Em resumo, são questões os problemas concretos a decidir e não simples argumentos, opiniões ou doutrinas expendidos pelas partes na defesa das teses em presença[3].
Indo agora ao reencontro do caso sub judice, bem ou mal, o tribunal tratou da questão da tempestividade dos embargos e, concluindo pela sua extemporaneidade, deles não podia conhecer, e não conheceu.
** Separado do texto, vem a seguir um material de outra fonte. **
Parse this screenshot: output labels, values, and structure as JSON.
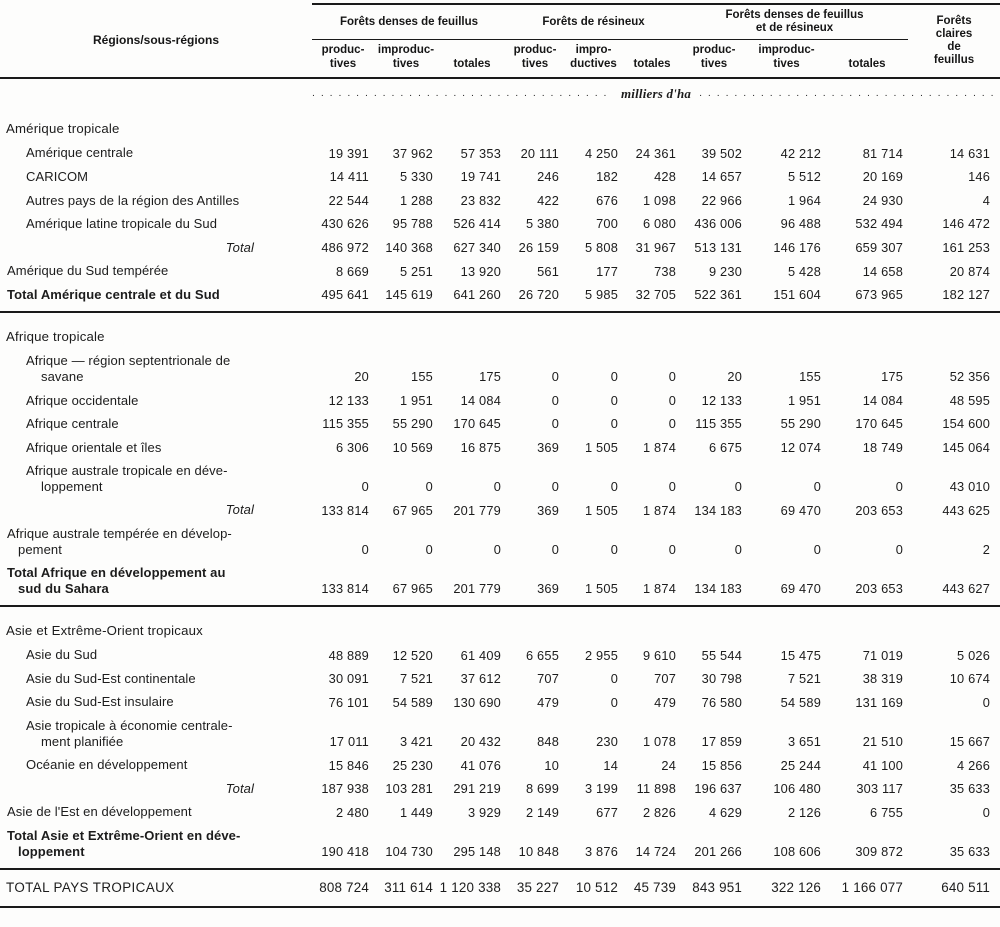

Ao decidir-se pela intempestividade da providência no despacho saneador, impedindo a continuação do processo para audiência de julgamento, o tribunal pode até ter coarctado um direito que assistia à embargante ou aos embargados, o direito (mais propriamente, o ónus) de provar os factos necessários à defesa do seu interesse, o resultado almejado pelo embargante com o incidente de embargos de terceiro, ou o impedimento daquele fim por parte dos embargados, pode ter errado na aplicação do Direito, antecipando até uma decisão que só fosse possível após cumprimento de um determinado iter processual, mas não omitiu pronúncia sobre qualquer questão a resolver. Esta era apenas a da tempestividade dos embargos, aliás, do conhecimento oficioso, ao menos na primeira fase do processo, como veremos adiante.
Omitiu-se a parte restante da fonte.